左:内風呂はただのプールで温泉らしさは感じられない
右:源泉の直上に設けた露天の岩風呂は素晴らしい

 オーロラの強さは5段階に分けられますが、2日目の夜は「レベル1(Quiet)」でした。何となくグレイの雲のようなものが広がっているだけですが、カメラで撮ると緑色のオーロラなのです。欲求不満なレベルですが、遠路はるばるやってきた観光客はそれでも、「アラスカでオーロラを見た」という事実にみな喜んでいました。

 

(4) 3泊目

 この日も昼前に起床。日中は宿のアクティビティに参加します。最初は犬ぞり。15頭ほどの犬が引くそりで広い園内を一周するのですが、予想外にすごい迫力で楽しめました。仰向けに座ったレーシングカードライバーのような姿勢で乗るので、目線が低くけっこうなスピード感があります。その後は建物も館内もすべてが氷でできたアイスミュージアムを見学しました。氷製のミロのビーナスを見学したり、アイスバーで温かいドリンクを飲んだりとけっこう楽しい時間を過ごしました。

 夕食までは再び温泉三昧です。未成年の子供が一緒だったので、露天の岩風呂は夫婦交代で楽しみましたが、何度入浴しても素晴らしい温泉でした。
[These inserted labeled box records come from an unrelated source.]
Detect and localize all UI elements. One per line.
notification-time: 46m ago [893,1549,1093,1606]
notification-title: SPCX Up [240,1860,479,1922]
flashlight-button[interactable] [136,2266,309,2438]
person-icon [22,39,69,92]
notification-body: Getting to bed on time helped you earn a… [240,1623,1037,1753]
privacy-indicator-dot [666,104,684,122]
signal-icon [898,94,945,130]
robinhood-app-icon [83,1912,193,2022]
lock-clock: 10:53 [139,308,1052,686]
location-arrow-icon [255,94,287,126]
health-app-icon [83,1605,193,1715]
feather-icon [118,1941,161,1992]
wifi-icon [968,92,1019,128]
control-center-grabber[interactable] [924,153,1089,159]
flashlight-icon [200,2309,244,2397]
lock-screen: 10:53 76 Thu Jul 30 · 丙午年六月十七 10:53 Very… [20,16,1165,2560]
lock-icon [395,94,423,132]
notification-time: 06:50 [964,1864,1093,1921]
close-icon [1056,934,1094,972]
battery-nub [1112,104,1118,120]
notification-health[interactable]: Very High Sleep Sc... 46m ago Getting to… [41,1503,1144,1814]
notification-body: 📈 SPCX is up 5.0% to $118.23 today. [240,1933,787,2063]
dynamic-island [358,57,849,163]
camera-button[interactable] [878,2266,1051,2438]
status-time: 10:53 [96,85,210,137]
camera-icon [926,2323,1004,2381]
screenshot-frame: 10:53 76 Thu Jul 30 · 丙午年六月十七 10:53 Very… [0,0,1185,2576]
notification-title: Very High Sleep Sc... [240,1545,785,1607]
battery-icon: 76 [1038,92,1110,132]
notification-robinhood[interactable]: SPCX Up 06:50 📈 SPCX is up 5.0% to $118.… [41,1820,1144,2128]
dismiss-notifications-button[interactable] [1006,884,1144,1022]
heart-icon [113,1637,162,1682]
左:犬ぞりは期待以上。特にカーブを曲がるときが迫力満点だ
右:アイスミュージアムは有料だが、十分楽しめる

 復路のフライト時刻の関係から、翌日はフェアバンクス市内に宿泊し、別の場所へのオーロラツアーに参加するので、チェナ温泉での宿泊は今日が最終日。雲一つない快晴ですが、いつまで待ってもオーロラは出現しません。その代わり、鮮やかな流れ星が目の前をよぎり、それはそれで感動的でした。

 深夜1時過ぎに日帰り客が市内へと帰り、我々も諦めて部屋に戻ったのですが、しばらくすると、「オーロラが出ているぞ」と外で大きな声が聞こえます。慌てて防寒着を着込んで外に出ると、目の前に緑色の揺らめく光がありました。晴れ渡る空に、緑の光が強くなったり弱くなったりして、あちこちで歓声が上がります。30分ほど楽しめたでしょうか。日帰り客の皆さんがホテルへの帰路、どこかでオーロラを見られたならよかったと思いますが、チェナ温泉に連泊して正解だったと思う瞬間でした。最後の最後で登場するとは、「テレビの番組のような演出だね」と家族で笑いました。後で公式記録を確認したところ、5段階の「レベル3(active)」だったようです。

左:やっと出現したオーロラ。素人のカメラではこの程度だが、実際はこんなものではなく感動する。
右:宿のレストランの食事はだいたいこんな感じ。若い人なら満足かもしれない。

 なお、滞在中の食事はホテルのレストランでとることになりますが、ハンバーガー、ステーキ、パスタ、ピザ、サーモングリル、クラムチャウダーなどが主なメニューです。どれも量が膨大で脂っぽく、胃に負担がかかります。朝食はそうでもないのですが、昼・夜と続けてレストランで食べるのは次第にしんどくなって、持参した「尾西のアルファ米」やカップラーメンで済ませてしまうことが何度かありました。

 露天の源泉岩風呂が実にすばらしいチェナ温泉ですが、オーロラが見られたこともあってさらに思い出深い滞在となりました。なお、日本人客が多いので、チェナ温泉のサイトには日本語のページがあります。予約の際、いくつか質問があったため、英語でメールを送ったところ、日本語で返事が返ってきてびっくりしました。今回の記事を書くにあたって確認したところ、日本語ページ自体はあるものの、最近は更新されていないようです。

 また、条件が良ければ数日間続けてオーロラが見られますが、低気圧で曇天だとまったく見られない日が続くとのこと。オーロラを見るための一生に一度の旅なら、3泊以上の宿泊が望ましいといいます。